An Ode To The Boy I Used To Be…

I was digging through the vaults of posts I never published and I found a poem I wrote in 2011. A time full of misery because I was working tirelessly to help build someone else’s dream…at the expense of my own. I decided to publish it today because it serves as a reminder that things are never as bad as they seem. After the rain, comes the sun…if you just hold onto your umbrella tight enough to weather the storm. Enjoy.

I don’t want to continue. Yet I don’t want to give up.

My life today is a far cry from the future I envisioned as a teen. I have become a shadow of a shadow of a shadow of the boy I used to be.

Heartbreak has ensued and the laughter has ceased.

But it never ceases with me. Even in the darkest of times, laughter supplies me with what I need. It doesn’t come gift wrapped and sometimes it hurts to see, but it is always there for us to kiss and wrap our hands around when we are bloody and in need.

It saves me, day in and day out because…

Life is a playground and the world is mine to bend whichever way I please, but the bending has become difficult and the swing set has grown weary like a man with an incurable disease. The state of my world has become gray and dull and depressing indeed.

But still I push on. It’s not a matter of if, it’s a matter of when. I must continue. There is no other choice, but to wake up, take a piss, and begin…again…

I owe it to myself and the boy I used to be.

His teeth were white and his skin was young. He promised himself that no matter what he grew up to become, life would always remain fun. Happiness radiated from his pores and his smile shined brighter than the sun.

He sang and he joked and he lived passionately because the gift of life lay at his feet and he was free to do with it whatever he pleased.

But now the little boy I once loved to be…has grown older with age…and the gift of life is opened and it lays before me…with a look of treachery…because I have surrendered to a life spent on my knees.

I have grown cold and alienated like a broken man who failed to receive love when he was most in need.

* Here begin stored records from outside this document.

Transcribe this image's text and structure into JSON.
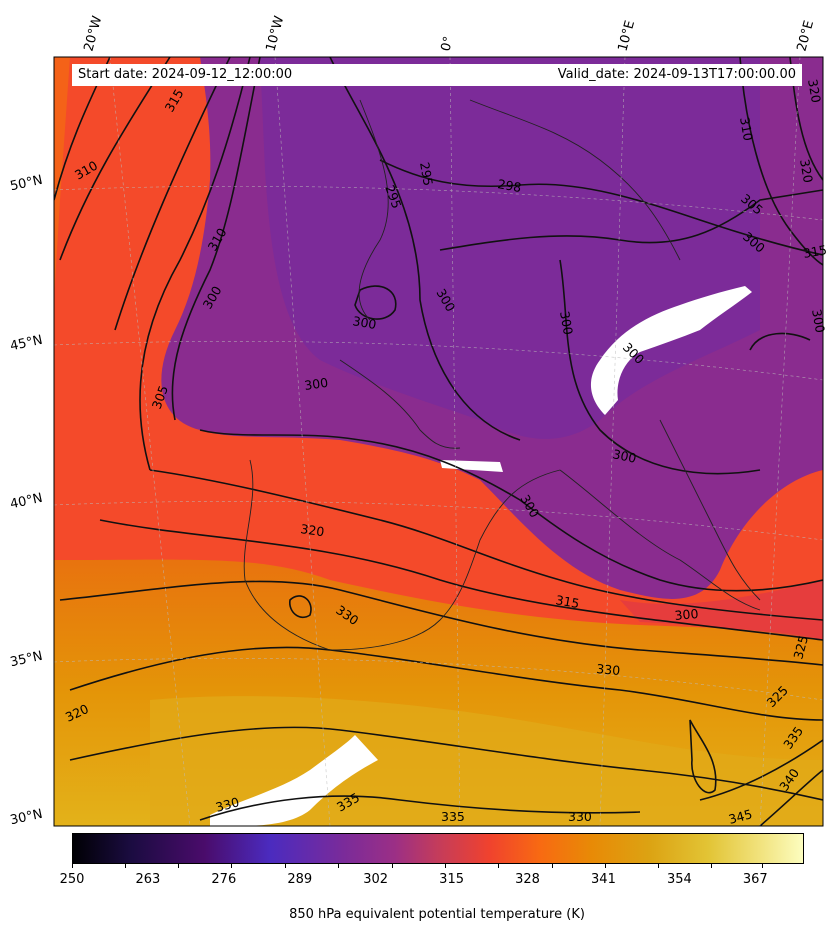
{
  "header": {
    "start_date": "Start date: 2024-09-12_12:00:00",
    "valid_date": "Valid_date: 2024-09-13T17:00:00.00"
  },
  "longitude_labels": [
    "20°W",
    "10°W",
    "0°",
    "10°E",
    "20°E"
  ],
  "latitude_labels": [
    "50°N",
    "45°N",
    "40°N",
    "35°N",
    "30°N"
  ],
  "contour_labels": [
    "300",
    "305",
    "310",
    "315",
    "320",
    "325",
    "330",
    "335",
    "340",
    "345",
    "295",
    "298"
  ],
  "colorbar": {
    "ticks": [
      "250",
      "263",
      "276",
      "289",
      "302",
      "315",
      "328",
      "341",
      "354",
      "367"
    ],
    "label": "850 hPa equivalent potential temperature (K)",
    "colormap": "plasma-like",
    "min": 250,
    "max": 375
  },
  "colors": {
    "cold": "#7f2a94",
    "mid": "#f3562a",
    "warm": "#e18a0a",
    "hot": "#e0b417"
  }
}
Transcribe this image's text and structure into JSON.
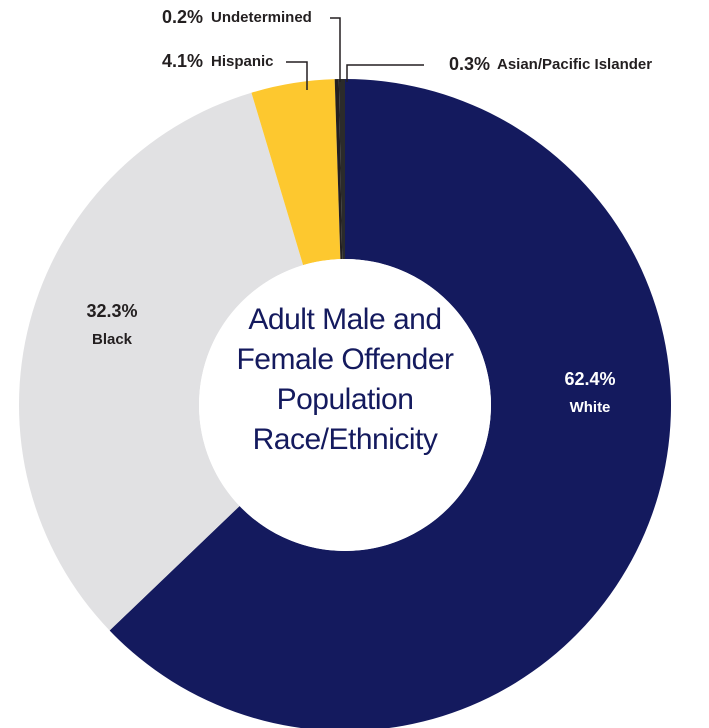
{
  "chart_data": {
    "type": "donut",
    "title": "Adult Male and Female Offender Population Race/Ethnicity",
    "categories": [
      "White",
      "Black",
      "Hispanic",
      "Undetermined",
      "Asian/Pacific Islander"
    ],
    "values": [
      62.4,
      32.3,
      4.1,
      0.2,
      0.3
    ],
    "value_labels": [
      "62.4%",
      "32.3%",
      "4.1%",
      "0.2%",
      "0.3%"
    ],
    "colors": [
      "#141a5e",
      "#e1e1e3",
      "#fdc82f",
      "#231f20",
      "#2b2b2b"
    ]
  }
}
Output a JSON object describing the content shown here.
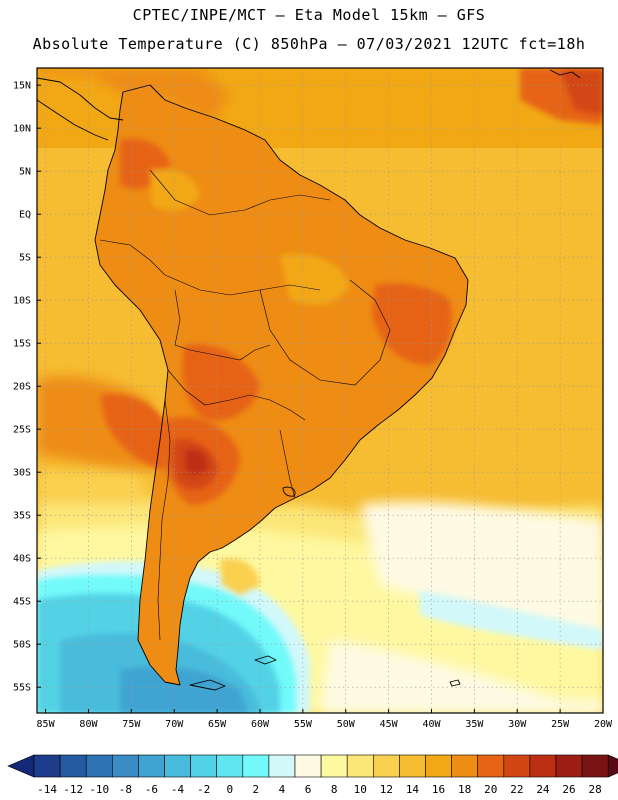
{
  "header": {
    "line1": "CPTEC/INPE/MCT –  Eta Model 15km – GFS",
    "line2": "Absolute Temperature (C) 850hPa – 07/03/2021 12UTC fct=18h"
  },
  "axes": {
    "lat_labels": [
      "15N",
      "10N",
      "5N",
      "EQ",
      "5S",
      "10S",
      "15S",
      "20S",
      "25S",
      "30S",
      "35S",
      "40S",
      "45S",
      "50S",
      "55S"
    ],
    "lat_values": [
      15,
      10,
      5,
      0,
      -5,
      -10,
      -15,
      -20,
      -25,
      -30,
      -35,
      -40,
      -45,
      -50,
      -55
    ],
    "lon_labels": [
      "85W",
      "80W",
      "75W",
      "70W",
      "65W",
      "60W",
      "55W",
      "50W",
      "45W",
      "40W",
      "35W",
      "30W",
      "25W",
      "20W"
    ],
    "lon_values": [
      -85,
      -80,
      -75,
      -70,
      -65,
      -60,
      -55,
      -50,
      -45,
      -40,
      -35,
      -30,
      -25,
      -20
    ],
    "lat_range": [
      -58,
      17
    ],
    "lon_range": [
      -86,
      -20
    ]
  },
  "colorbar": {
    "labels": [
      "-14",
      "-12",
      "-10",
      "-8",
      "-6",
      "-4",
      "-2",
      "0",
      "2",
      "4",
      "6",
      "8",
      "10",
      "12",
      "14",
      "16",
      "18",
      "20",
      "22",
      "24",
      "26",
      "28"
    ],
    "colors": [
      "#1e3c8c",
      "#245aa0",
      "#2e74b4",
      "#3a8cc4",
      "#40a4d2",
      "#48bcdc",
      "#52d2e6",
      "#60e6f0",
      "#72fafa",
      "#d2f8fa",
      "#fefae4",
      "#fef8a0",
      "#fce678",
      "#fad050",
      "#f6bc32",
      "#f2a814",
      "#ee8c14",
      "#e66414",
      "#d24614",
      "#bc2e14",
      "#9c1e14",
      "#7a1414"
    ],
    "under_color": "#142878",
    "over_color": "#5a0a14"
  }
}
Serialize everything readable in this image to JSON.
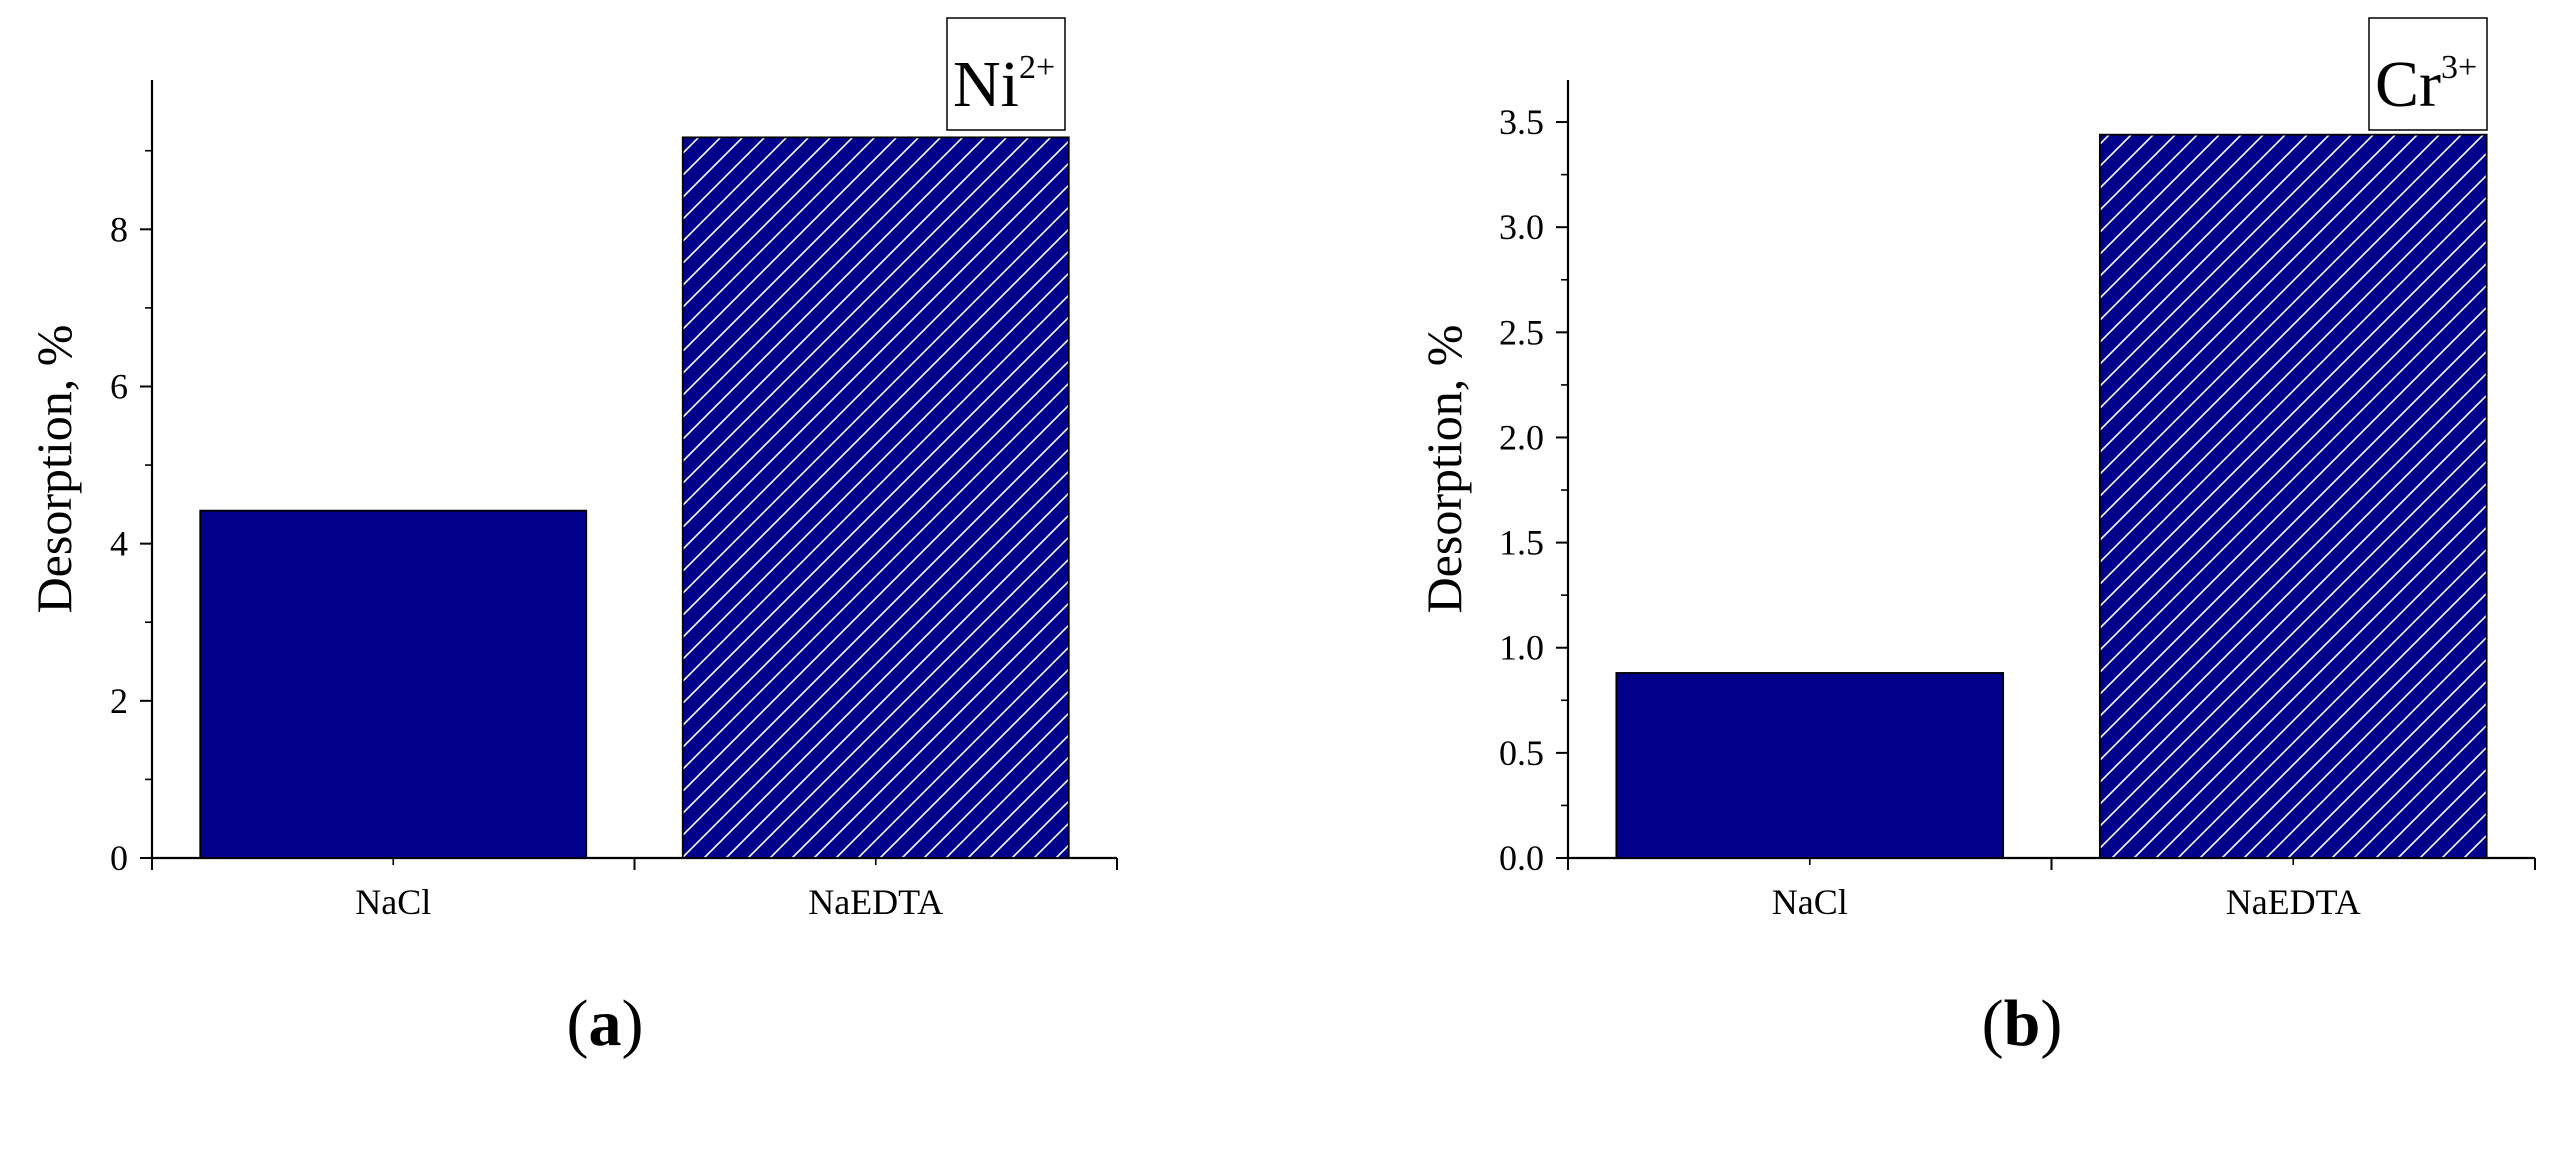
{
  "chart_data": [
    {
      "type": "bar",
      "categories": [
        "NaCl",
        "NaEDTA"
      ],
      "values": [
        4.42,
        9.17
      ],
      "bar_styles": [
        "solid",
        "hatched"
      ],
      "ylabel": "Desorption, %",
      "xlabel": "",
      "ylim": [
        0,
        9.9
      ],
      "yticks": [
        0,
        2,
        4,
        6,
        8
      ],
      "ytick_labels": [
        "0",
        "2",
        "4",
        "6",
        "8"
      ],
      "legend_box": {
        "base": "Ni",
        "charge": "2+"
      },
      "panel_label": {
        "open": "(",
        "letter": "a",
        "close": ")"
      },
      "bar_color": "#00008b",
      "grid": false
    },
    {
      "type": "bar",
      "categories": [
        "NaCl",
        "NaEDTA"
      ],
      "values": [
        0.88,
        3.44
      ],
      "bar_styles": [
        "solid",
        "hatched"
      ],
      "ylabel": "Desorption, %",
      "xlabel": "",
      "ylim": [
        0,
        3.7
      ],
      "yticks": [
        0,
        0.5,
        1.0,
        1.5,
        2.0,
        2.5,
        3.0,
        3.5
      ],
      "ytick_labels": [
        "0.0",
        "0.5",
        "1.0",
        "1.5",
        "2.0",
        "2.5",
        "3.0",
        "3.5"
      ],
      "legend_box": {
        "base": "Cr",
        "charge": "3+"
      },
      "panel_label": {
        "open": "(",
        "letter": "b",
        "close": ")"
      },
      "bar_color": "#00008b",
      "grid": false
    }
  ]
}
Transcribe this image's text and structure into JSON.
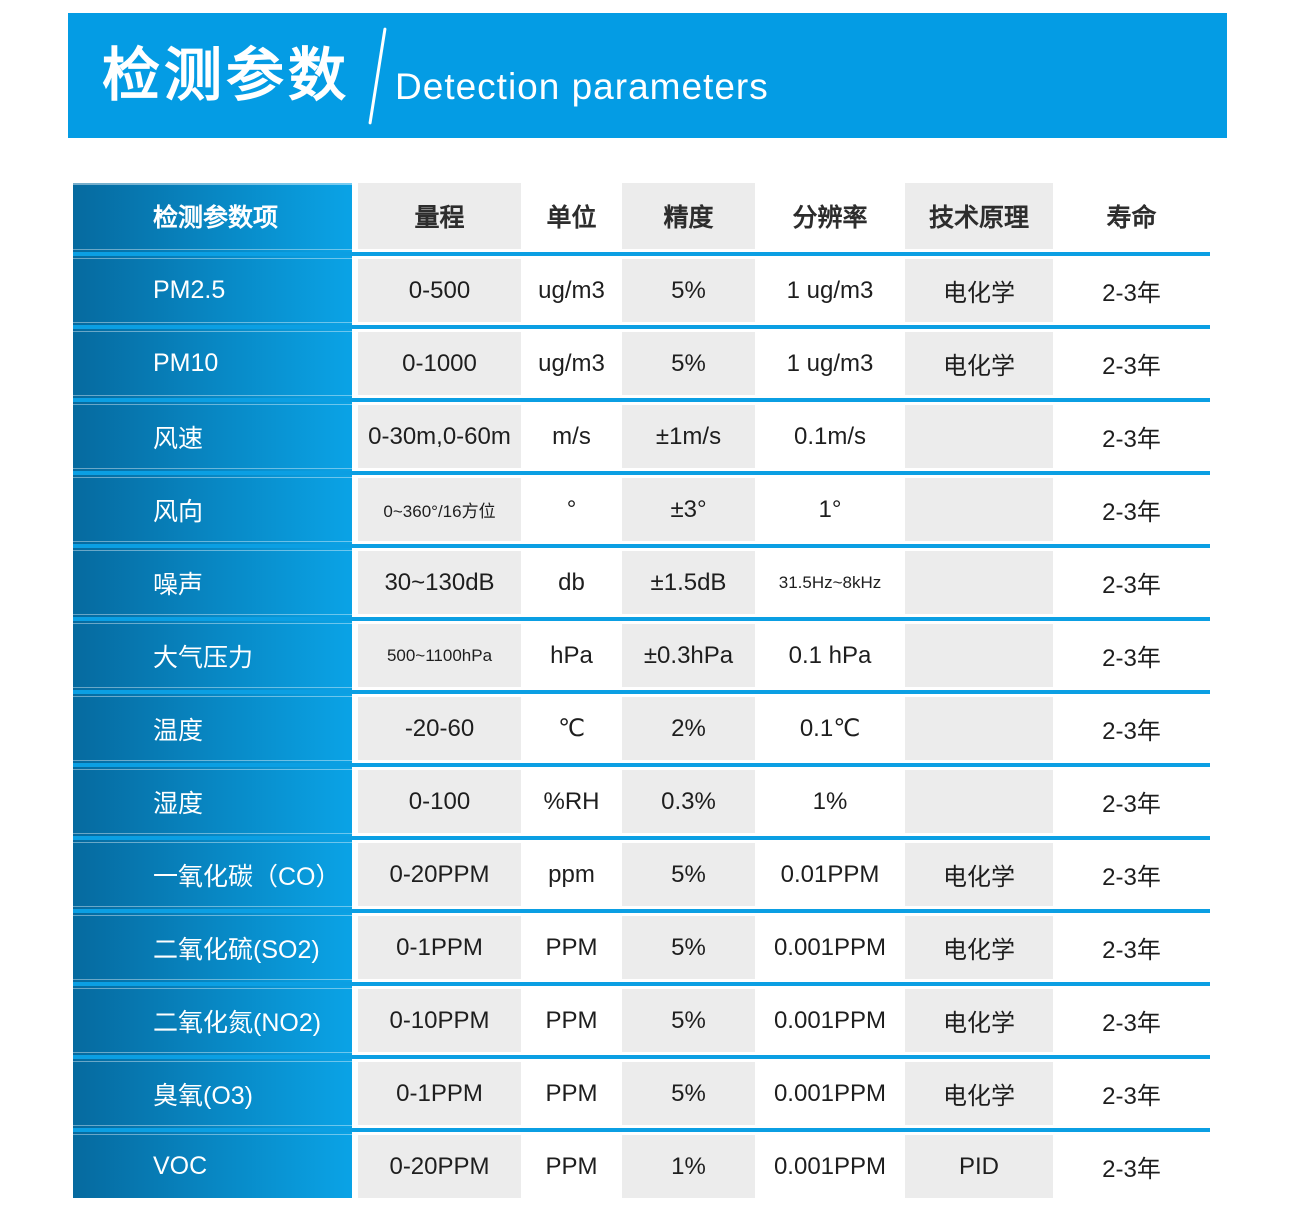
{
  "banner": {
    "title_cn": "检测参数",
    "title_en": "Detection parameters"
  },
  "table": {
    "columns": [
      {
        "label": "检测参数项"
      },
      {
        "label": "量程"
      },
      {
        "label": "单位"
      },
      {
        "label": "精度"
      },
      {
        "label": "分辨率"
      },
      {
        "label": "技术原理"
      },
      {
        "label": "寿命"
      }
    ],
    "rows": [
      {
        "param": "PM2.5",
        "range": "0-500",
        "unit": "ug/m3",
        "accuracy": "5%",
        "resolution": "1 ug/m3",
        "principle": "电化学",
        "life": "2-3年"
      },
      {
        "param": "PM10",
        "range": "0-1000",
        "unit": "ug/m3",
        "accuracy": "5%",
        "resolution": "1 ug/m3",
        "principle": "电化学",
        "life": "2-3年"
      },
      {
        "param": "风速",
        "range": "0-30m,0-60m",
        "unit": "m/s",
        "accuracy": "±1m/s",
        "resolution": "0.1m/s",
        "principle": "",
        "life": "2-3年"
      },
      {
        "param": "风向",
        "range": "0~360°/16方位",
        "unit": "°",
        "accuracy": "±3°",
        "resolution": "1°",
        "principle": "",
        "life": "2-3年"
      },
      {
        "param": "噪声",
        "range": "30~130dB",
        "unit": "db",
        "accuracy": "±1.5dB",
        "resolution": "31.5Hz~8kHz",
        "principle": "",
        "life": "2-3年"
      },
      {
        "param": "大气压力",
        "range": "500~1100hPa",
        "unit": "hPa",
        "accuracy": "±0.3hPa",
        "resolution": "0.1 hPa",
        "principle": "",
        "life": "2-3年"
      },
      {
        "param": "温度",
        "range": "-20-60",
        "unit": "℃",
        "accuracy": "2%",
        "resolution": "0.1℃",
        "principle": "",
        "life": "2-3年"
      },
      {
        "param": "湿度",
        "range": "0-100",
        "unit": "%RH",
        "accuracy": "0.3%",
        "resolution": "1%",
        "principle": "",
        "life": "2-3年"
      },
      {
        "param": "一氧化碳（CO）",
        "range": "0-20PPM",
        "unit": "ppm",
        "accuracy": "5%",
        "resolution": "0.01PPM",
        "principle": "电化学",
        "life": "2-3年"
      },
      {
        "param": "二氧化硫(SO2)",
        "range": "0-1PPM",
        "unit": "PPM",
        "accuracy": "5%",
        "resolution": "0.001PPM",
        "principle": "电化学",
        "life": "2-3年"
      },
      {
        "param": "二氧化氮(NO2)",
        "range": "0-10PPM",
        "unit": "PPM",
        "accuracy": "5%",
        "resolution": "0.001PPM",
        "principle": "电化学",
        "life": "2-3年"
      },
      {
        "param": "臭氧(O3)",
        "range": "0-1PPM",
        "unit": "PPM",
        "accuracy": "5%",
        "resolution": "0.001PPM",
        "principle": "电化学",
        "life": "2-3年"
      },
      {
        "param": "VOC",
        "range": "0-20PPM",
        "unit": "PPM",
        "accuracy": "1%",
        "resolution": "0.001PPM",
        "principle": "PID",
        "life": "2-3年"
      }
    ]
  },
  "colors": {
    "banner_blue": "#049ce4",
    "param_column_gradient_dark": "#066a9f",
    "param_column_gradient_light": "#0aa3e6",
    "row_divider_blue": "#0b9fe3",
    "cell_gray": "#ececec",
    "header_text": "#2d2d2d",
    "value_text": "#1e1e1e"
  }
}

I don’t want to continue. Yet I don’t want to give up.

I don’t want to continue because every day has become a repeat of yesterday. I don’t want to give up because I know that it doesn’t have to stay this way.

The window is shut and the blinds are closed, but through the curtains, I see a twinkle of sunlight and it shines onto the flesh…of the boy I used to be.

The twinkle of sunlight was the urge to quit my job and surrender to a life full of unlimited possibilities. It was my way out and I took it and now I see sunshine all around. 

May you too find your twinkle of sunlight and find your way out and return to the little boy or girl you used to be…who had eyes full of grandiose dreams.